Mughlai Aloo | Cooking with Luffa
Prep Time: 15 minutes
Cool Time: 20 minutes
10 to 12 small potatoes
3/4 cup fresh curds (dahi)
3/4 cup grated onions
2 tsp coriander-cumin seed (dhania-jeera) powder
1 tsp chilli powder
1/4 tsp turmeric powder (haldi)
1 cup boiled green peas
2 tbsp fresh cream
1/2 tsp sugar
2 tbsp ghee
salt to taste
To Be Ground Into A Paste
2 tsp chopped garlic (lehsun)
4 cloves (laung / lavang)
2 to 3 tbsp poppy seeds (khus-khus)
2 tsp chopped ginger (adrak)
2 green chillies , roughly chopped
2 cardamoms (elaichi)
Peel the potatoes. Prick them thoroughly with a toothpick and soak in cold water. After about 10 minutes, remove from the water and add the curds and salt. Keep aside for 1 hour.

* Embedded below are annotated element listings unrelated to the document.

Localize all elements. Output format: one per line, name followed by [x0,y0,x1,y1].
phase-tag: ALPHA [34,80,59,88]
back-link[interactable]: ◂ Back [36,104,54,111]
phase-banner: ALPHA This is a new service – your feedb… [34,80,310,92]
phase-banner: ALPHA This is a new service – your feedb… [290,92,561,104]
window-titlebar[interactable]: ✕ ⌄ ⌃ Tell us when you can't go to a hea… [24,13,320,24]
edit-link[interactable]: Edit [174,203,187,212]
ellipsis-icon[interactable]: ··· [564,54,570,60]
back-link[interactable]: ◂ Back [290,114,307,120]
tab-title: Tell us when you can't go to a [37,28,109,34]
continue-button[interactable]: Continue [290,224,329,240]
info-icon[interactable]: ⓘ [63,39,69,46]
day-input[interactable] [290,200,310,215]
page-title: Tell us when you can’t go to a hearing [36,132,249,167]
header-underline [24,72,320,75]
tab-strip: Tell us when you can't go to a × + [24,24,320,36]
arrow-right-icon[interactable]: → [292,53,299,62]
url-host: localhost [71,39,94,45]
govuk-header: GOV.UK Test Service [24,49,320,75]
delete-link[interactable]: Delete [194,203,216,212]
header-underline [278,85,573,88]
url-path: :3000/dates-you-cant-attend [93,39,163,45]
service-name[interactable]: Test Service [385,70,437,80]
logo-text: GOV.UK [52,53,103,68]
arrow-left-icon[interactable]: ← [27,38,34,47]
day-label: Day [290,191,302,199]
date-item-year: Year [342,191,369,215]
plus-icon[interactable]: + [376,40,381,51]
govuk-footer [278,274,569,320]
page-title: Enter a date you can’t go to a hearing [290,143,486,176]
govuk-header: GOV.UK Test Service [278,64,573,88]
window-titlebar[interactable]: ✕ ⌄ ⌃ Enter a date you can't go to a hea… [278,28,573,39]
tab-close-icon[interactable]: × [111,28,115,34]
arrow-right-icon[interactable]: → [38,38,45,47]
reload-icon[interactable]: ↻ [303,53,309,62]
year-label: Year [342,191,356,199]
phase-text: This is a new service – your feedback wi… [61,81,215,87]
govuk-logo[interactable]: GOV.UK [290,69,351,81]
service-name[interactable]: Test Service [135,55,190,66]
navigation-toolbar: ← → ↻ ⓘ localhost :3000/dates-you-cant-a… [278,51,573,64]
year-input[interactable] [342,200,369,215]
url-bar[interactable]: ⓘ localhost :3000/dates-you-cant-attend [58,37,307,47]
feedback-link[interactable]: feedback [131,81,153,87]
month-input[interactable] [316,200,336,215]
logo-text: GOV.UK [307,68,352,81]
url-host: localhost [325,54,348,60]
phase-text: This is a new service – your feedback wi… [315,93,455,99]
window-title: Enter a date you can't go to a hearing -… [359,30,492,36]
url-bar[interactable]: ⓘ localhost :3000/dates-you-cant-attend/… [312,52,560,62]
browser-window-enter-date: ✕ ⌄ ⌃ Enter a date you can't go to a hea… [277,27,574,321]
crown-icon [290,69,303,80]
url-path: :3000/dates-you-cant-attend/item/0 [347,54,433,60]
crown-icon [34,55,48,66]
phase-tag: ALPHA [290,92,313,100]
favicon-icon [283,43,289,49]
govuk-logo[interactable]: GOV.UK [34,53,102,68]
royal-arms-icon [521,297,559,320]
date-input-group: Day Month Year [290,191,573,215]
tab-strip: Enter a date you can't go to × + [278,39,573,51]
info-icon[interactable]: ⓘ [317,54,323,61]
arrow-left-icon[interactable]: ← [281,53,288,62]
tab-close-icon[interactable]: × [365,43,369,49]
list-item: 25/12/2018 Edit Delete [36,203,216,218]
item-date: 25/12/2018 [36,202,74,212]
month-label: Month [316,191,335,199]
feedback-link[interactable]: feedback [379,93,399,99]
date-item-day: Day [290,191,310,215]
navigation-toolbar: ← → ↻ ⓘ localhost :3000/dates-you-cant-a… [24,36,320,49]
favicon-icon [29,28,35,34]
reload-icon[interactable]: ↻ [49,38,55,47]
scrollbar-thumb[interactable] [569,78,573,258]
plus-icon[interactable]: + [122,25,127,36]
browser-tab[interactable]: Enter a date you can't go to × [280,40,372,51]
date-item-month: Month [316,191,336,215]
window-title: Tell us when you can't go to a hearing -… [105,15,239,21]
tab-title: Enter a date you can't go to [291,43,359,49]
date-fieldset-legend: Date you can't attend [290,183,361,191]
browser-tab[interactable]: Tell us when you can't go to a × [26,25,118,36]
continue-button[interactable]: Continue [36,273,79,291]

Heat the ghee in a pan, add the onions and sauté for 1 minute.
Add the paste and sauté for another minute.
Add the coriander-cumin seed powder, chilli powder and turmeric powder and sauté again for a few seconds.
Add the potato mixture and 2 cups of water, cover and cook until the potatoes are soft.
Add the green peas, cream and sugar. Mix well.